The Week In Food

Hi, CityEaters!  It’s such a nice day outside that I’m going to get right to the news so I can make it to happy hour.

  • You’d think the President never ate the way the public reacts when he makes it out to a restaurant in DC. This week, however, President Obama made his way to local darling Taylor Gourmet. The hoagie hawkers entertained the leader of the free world himself, under heavy cover and security, over a turkey sandwich. While the visit was made under the auspices of a small business roundtable co-owner Casey Patten was pretty happy with how things went.

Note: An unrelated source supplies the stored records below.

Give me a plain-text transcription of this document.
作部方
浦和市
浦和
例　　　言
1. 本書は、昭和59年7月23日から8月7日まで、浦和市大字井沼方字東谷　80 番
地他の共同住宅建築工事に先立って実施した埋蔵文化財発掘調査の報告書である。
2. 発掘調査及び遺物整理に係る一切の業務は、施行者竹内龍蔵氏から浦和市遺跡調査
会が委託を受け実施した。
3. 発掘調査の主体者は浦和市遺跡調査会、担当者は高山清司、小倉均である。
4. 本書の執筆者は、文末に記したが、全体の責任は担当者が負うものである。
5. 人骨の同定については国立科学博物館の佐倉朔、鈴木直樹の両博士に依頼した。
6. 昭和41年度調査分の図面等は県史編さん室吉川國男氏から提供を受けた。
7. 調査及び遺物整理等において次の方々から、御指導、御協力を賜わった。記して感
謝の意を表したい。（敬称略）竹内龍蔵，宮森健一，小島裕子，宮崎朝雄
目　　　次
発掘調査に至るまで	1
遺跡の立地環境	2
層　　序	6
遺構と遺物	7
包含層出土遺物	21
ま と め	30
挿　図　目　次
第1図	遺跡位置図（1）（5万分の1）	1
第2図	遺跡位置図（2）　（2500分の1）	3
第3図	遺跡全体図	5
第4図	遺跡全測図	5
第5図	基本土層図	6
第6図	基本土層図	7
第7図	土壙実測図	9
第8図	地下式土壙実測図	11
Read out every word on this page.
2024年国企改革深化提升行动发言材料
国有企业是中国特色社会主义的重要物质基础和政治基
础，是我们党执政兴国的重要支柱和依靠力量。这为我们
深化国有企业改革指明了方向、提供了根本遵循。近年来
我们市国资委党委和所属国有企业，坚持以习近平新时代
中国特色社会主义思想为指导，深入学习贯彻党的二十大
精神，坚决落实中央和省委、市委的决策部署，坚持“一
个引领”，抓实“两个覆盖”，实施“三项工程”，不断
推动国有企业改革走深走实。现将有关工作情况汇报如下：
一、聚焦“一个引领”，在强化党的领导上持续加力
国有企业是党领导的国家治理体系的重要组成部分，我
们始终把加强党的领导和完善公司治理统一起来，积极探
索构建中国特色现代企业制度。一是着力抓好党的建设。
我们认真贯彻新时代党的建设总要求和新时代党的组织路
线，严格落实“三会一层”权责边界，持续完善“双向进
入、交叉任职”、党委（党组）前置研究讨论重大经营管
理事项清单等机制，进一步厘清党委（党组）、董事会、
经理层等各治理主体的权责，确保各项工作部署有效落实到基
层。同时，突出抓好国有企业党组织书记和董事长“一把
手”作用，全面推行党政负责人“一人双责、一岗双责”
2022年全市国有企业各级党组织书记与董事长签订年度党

  • Free wi-fi and coffee shop squatters (she says as she squats at Filter Coffeehouse, Dupont) seem to be at odds once again in this week’s Young & Hungry feature. Must coffee shops offer free wifi? What kind of a financial hit do they take as folks linger, laptops in tow? (Approximately $10 an hour according to Joel Finkelstein of Qualia Coffee.) Then Filter Coffeehouse opened their Foggy Bottom outpost and straight up banned laptops! Will Filter start a revolution and restore coffeehouses to their conversational, communal origins? Only time will tell. We might need a beer summit (held at Chinatown Coffee Company, of course) to resolve this dispute.
  • The food libertarian of recent Washington City Paper fame resurfaced this week in defense of food trucks. Taking on the RAMW’s arguments one at a time, Baylen Linnekin made a case for supporting the trucks that have become so popular that even Jose Andres has one. Linnekin added:  ”…squeezing food trucks into designated parking spaces would limit choice and stifle entrepreneurship — which drives everything from jobs to culinary trends — while providing the public with no benefits whatsoever. If that happens, brick-and-mortar restaurants and food trucks would both lose. And the District’s dining scene — and its taxpayers — would be left smarting.”
  • If that’s not enough food-related drama for one week, I don’t know what is folks! Cheers to another gorgeous weekend – and to this year’s local Tales of the Cocktail nominees, Derek Brown and WaPo’s Jason Wilson.